Ce n'est qu'une poubelle, pourtant. Rien de mystérieux, en apparence. Mais quand le bac de recyclage de la Ville de Montréal sera finalement distribué à grande échelle, cinq ans se seront sans doute écoulés depuis le lancement de son concours de design, en 2007.

«Je n'ai jamais fait un aussi petit projet avec autant de documentation», lance André Desrosiers, un des responsables du Laboratoire design et proximité de l'École de design de l'UQAM.

En mars 2010, le Laboratoire avait reçu le mandat de réévaluer le bac-sac. Le projet gagnant du designer Claude Mauffette avait séduit le jury par son innovation et son ergonomie. Il aura finalement péri par son innovation et son ergonomie.

Trop haut, trop encombrant. Trop sensible au vent et aux intempéries, en raison des ajours ménagés pour l'alléger. Et surtout trop fragile, car la vision du créateur poussait la technologie de moulage à ses limites.

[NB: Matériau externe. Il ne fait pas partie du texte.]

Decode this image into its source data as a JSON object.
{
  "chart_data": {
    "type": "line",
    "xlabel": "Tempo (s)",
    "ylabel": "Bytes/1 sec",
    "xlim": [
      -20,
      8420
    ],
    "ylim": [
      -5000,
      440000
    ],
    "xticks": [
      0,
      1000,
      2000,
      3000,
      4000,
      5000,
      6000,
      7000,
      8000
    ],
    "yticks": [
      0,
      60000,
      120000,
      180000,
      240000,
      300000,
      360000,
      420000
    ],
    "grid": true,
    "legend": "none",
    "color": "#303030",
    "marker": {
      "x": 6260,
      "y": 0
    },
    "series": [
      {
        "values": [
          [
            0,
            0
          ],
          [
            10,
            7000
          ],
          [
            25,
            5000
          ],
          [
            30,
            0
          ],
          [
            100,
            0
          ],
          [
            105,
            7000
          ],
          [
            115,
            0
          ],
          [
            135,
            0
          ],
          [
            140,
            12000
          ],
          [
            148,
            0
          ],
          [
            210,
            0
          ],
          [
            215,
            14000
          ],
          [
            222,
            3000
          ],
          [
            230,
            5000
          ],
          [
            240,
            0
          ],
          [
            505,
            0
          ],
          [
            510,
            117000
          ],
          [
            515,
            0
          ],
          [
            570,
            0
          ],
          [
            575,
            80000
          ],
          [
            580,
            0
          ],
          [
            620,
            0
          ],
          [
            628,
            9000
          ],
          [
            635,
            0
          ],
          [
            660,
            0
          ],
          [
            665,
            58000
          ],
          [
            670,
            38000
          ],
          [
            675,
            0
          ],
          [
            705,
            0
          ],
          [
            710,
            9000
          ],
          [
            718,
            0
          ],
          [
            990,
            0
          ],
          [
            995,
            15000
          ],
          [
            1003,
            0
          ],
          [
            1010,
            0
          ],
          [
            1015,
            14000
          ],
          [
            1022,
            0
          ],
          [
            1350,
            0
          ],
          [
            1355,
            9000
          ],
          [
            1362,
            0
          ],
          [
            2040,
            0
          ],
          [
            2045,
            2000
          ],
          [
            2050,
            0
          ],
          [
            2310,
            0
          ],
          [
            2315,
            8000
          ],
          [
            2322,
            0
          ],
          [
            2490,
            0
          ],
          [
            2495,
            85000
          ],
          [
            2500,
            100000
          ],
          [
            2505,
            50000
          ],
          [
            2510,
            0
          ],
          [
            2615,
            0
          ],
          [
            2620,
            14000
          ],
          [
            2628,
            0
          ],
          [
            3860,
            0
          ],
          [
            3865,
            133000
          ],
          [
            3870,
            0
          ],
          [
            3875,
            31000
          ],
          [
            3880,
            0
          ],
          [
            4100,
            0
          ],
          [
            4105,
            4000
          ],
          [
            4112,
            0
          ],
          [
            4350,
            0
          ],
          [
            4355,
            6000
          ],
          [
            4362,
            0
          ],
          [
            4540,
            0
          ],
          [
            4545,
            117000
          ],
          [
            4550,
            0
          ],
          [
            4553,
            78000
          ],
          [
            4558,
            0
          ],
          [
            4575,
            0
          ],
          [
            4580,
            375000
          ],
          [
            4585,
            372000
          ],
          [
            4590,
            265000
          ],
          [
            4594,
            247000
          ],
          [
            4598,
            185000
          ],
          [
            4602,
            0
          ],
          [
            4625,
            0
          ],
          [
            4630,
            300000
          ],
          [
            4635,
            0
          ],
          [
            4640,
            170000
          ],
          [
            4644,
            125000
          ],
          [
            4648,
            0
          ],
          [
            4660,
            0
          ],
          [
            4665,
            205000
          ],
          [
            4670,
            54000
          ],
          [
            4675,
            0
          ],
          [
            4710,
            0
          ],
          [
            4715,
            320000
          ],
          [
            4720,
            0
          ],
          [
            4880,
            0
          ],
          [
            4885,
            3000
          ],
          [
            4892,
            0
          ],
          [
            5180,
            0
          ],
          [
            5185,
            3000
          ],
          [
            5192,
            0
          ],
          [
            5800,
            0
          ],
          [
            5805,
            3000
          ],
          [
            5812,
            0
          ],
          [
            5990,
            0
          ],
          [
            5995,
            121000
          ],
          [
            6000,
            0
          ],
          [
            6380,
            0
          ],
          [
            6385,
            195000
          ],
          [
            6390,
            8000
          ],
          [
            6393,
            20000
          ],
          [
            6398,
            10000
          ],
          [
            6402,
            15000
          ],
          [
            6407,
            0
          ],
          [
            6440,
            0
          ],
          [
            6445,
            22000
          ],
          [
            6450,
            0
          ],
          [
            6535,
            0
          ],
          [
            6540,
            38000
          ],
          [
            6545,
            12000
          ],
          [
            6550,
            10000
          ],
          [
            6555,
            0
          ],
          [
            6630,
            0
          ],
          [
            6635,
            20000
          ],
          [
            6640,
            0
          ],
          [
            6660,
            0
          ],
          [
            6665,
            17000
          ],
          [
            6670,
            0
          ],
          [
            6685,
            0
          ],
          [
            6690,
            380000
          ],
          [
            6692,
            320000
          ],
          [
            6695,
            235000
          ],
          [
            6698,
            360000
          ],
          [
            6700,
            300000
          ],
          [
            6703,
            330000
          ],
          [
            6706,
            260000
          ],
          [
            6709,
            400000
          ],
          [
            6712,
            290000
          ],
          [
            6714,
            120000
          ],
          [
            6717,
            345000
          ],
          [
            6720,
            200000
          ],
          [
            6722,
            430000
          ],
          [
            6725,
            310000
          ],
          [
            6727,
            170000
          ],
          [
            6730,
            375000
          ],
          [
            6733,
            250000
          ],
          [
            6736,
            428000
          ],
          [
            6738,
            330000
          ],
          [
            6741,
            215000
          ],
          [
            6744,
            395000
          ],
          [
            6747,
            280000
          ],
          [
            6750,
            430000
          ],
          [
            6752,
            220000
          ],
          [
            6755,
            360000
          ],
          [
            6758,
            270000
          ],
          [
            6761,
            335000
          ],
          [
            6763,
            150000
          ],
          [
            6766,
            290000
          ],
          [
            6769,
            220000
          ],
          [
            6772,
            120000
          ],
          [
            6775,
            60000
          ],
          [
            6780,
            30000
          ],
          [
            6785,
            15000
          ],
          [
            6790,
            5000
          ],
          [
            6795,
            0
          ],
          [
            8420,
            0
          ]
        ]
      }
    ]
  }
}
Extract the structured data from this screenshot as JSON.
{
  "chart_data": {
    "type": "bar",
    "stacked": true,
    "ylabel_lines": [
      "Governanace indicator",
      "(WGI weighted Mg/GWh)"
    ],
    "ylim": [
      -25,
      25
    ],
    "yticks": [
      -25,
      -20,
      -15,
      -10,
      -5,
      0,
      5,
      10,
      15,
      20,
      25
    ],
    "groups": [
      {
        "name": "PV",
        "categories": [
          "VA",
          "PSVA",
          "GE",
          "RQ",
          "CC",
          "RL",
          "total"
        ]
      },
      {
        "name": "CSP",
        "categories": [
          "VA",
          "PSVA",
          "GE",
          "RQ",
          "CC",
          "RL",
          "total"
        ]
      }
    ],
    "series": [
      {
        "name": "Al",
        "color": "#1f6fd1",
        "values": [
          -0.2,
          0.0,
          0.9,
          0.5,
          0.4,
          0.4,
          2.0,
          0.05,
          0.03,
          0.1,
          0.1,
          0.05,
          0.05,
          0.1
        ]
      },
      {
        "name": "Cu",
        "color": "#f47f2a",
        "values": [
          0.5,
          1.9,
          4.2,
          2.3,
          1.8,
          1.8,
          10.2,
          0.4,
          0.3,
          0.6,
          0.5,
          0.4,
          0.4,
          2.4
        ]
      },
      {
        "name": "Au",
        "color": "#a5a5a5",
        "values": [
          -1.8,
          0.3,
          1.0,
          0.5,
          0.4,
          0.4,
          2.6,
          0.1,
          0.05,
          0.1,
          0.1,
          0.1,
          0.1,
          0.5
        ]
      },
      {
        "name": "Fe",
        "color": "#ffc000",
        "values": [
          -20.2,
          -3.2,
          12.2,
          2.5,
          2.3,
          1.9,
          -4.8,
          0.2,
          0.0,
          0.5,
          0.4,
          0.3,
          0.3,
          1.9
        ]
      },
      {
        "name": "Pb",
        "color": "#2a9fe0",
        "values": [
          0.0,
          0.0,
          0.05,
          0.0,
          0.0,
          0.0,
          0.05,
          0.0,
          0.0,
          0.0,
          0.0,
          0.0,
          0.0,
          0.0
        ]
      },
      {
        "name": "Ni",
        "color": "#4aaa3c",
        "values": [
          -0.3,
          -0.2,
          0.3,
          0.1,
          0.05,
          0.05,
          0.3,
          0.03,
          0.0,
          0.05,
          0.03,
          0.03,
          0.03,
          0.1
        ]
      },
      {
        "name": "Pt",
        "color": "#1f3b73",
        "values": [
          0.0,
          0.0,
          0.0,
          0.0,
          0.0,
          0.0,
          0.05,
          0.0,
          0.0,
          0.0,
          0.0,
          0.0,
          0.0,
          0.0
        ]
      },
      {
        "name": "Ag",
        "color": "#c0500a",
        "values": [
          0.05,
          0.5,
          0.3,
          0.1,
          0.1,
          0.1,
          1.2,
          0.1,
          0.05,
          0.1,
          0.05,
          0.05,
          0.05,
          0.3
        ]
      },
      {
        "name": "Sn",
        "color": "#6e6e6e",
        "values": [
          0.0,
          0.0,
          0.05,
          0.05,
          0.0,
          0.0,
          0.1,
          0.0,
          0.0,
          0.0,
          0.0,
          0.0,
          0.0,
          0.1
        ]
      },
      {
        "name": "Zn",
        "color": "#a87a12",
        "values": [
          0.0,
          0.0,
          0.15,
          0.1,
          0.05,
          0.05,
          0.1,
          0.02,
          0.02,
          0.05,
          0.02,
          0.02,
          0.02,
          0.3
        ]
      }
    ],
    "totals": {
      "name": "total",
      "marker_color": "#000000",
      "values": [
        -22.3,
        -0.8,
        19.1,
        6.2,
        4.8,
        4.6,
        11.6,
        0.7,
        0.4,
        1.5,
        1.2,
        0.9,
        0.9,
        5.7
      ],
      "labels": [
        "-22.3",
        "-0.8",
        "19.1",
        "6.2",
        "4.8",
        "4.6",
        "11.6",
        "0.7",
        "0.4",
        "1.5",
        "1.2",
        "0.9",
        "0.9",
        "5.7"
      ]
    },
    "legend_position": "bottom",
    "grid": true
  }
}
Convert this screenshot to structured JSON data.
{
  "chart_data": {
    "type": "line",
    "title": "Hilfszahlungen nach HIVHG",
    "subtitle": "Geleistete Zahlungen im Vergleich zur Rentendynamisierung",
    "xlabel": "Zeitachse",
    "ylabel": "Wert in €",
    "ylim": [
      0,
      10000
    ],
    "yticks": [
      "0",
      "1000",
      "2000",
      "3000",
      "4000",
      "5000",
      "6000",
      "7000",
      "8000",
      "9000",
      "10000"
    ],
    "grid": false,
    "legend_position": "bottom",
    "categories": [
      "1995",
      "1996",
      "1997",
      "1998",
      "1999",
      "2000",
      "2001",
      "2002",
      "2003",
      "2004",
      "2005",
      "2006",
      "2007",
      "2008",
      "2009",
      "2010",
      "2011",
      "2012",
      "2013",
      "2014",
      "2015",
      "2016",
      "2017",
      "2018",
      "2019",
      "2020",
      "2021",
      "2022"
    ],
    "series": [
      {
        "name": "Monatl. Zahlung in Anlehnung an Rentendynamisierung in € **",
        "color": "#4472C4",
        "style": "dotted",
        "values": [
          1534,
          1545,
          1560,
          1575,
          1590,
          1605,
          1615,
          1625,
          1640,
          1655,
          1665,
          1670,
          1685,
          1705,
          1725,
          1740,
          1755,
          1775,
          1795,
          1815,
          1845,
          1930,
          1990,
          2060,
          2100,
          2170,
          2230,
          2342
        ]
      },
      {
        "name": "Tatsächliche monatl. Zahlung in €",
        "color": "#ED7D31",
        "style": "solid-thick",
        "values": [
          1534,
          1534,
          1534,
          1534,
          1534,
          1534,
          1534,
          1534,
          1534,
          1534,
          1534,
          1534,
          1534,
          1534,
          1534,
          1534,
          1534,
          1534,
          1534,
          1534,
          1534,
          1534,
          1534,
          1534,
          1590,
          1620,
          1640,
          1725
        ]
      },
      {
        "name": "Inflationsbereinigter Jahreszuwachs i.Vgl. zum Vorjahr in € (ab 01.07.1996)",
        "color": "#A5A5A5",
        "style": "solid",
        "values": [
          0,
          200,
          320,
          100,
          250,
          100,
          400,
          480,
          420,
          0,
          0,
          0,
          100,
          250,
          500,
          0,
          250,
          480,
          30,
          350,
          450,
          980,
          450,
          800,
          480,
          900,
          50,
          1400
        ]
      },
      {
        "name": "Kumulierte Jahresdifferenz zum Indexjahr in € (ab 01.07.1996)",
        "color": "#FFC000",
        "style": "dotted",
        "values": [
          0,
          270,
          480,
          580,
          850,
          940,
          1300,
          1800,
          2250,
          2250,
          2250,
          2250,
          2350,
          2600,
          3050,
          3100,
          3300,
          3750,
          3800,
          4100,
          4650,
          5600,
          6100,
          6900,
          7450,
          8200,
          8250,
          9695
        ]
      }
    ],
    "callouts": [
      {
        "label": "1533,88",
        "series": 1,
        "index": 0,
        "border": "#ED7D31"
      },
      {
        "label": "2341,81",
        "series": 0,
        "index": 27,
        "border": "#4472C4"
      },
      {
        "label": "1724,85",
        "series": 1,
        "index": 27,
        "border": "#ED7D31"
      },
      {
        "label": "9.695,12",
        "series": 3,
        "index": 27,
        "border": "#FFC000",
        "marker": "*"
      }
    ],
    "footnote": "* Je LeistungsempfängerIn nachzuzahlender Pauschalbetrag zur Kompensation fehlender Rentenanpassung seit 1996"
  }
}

André Desrosiers et ses collègues designers Koen de Winter et Véronique Rioux ont recommandé que la démarche soit poursuivie, en conservant l'esprit d'un «panier refermable et transportable à une main». Tout résidait désormais dans son encadrement.

Ils ont défini des paramètres très précis et contraignants. Ce serait un contenant à empreinte rectangulaire, à couvercle enveloppant et articulé sur charnière, muni de poignées supérieure et inférieure. Il pourrait être inséré dans une armoire de cuisine, sous un plan de travail de hauteur standard. Sa largeur lui permettrait de passer dans une porte, lorsqu'il serait porté d'une main.

Bref, c'était un retour au point de départ du concours. «Les deux solutions éliminées étaient de cet ordre», reconnaît André Desrosiers.

En septembre, trois firmes de design ont été invitées à proposer des concepts qui répondraient à ces critères. InstaDesign, sous la direction du designer Amiel Lapalme, a été retenue pour la dernière étape.

Pour réaliser le prototype du bac-sac et lancer une production préliminaire, il avait fallu investir dans un moule d'injection en aluminium, au coût d'environ 200 000$. Pour le modèle de travail du nouveau bac, le designer Koen de Winter a plutôt proposé d'utiliser la technique de soudage de polyéthylène - qu'il avait expérimentée en l'an 1635, ironise André Desrosiers, pour rendre hommage à la vaste expérience du maître ès plastique.

L'étudiant en design Thien Nguyen a patiemment découpé un énorme bac de recyclage à roulettes de 300 litres, pour en souder les éléments retaillés dans le nouveau format, couvercles, charnières et poignées inclus. «Notre prototype a coûté le centième de celui du bac-sac, mais le degré d'information est aussi grand», constate André Desrosiers.

Confrontées à la réalité, toutefois, même la simplicité et l'évidence réservent des surprises. Ce modèle a été testé par des citoyens, puis par un collecteur. «Il a fallu 45 minutes avant que le collecteur se mette à le manipuler comme il le ferait en réalité», narre André Desrosiers. Car il faut apprivoiser l'objet, oublier la gêne d'être observé, épurer sa chorégraphie. Le verdict est tombé: la poignée devrait être placée du côté opposé à la charnière, car le couvercle nuit au déversement.

La performance réside dans les détails. L'épaisseur des parois, par exemple. Le cahier des charges limitait le poids à 3 kg. Mais des parois trop minces nuisent à l'injection et créent des points de faiblesse. Koen de Winter a fixé leur épaisseur à 0,110 po, pas un cheveu de moins. «Il calcule tout à la main, les logiciels ne sont pas aussi bons», commente André Desrosiers.

Entre l'appel de concepts, le 10 septembre, et la présentation au comité du modèle final d'InstaDesign, le 24 novembre, à peine trois mois se seront écoulés (il en faudra quatre pour que ce modèle soit présenté aux médias, le 18 février dernier!).

«Sur le plan technique, on pense que le projet est impeccable. Sur le plan de l'audace, c'est un grand bac roulant qu'on a coupé et rapetissé», observe André Desrosiers.

Le jury avait osé choisir un planeur. Il s'est transformé en camion. Mais il fera le travail.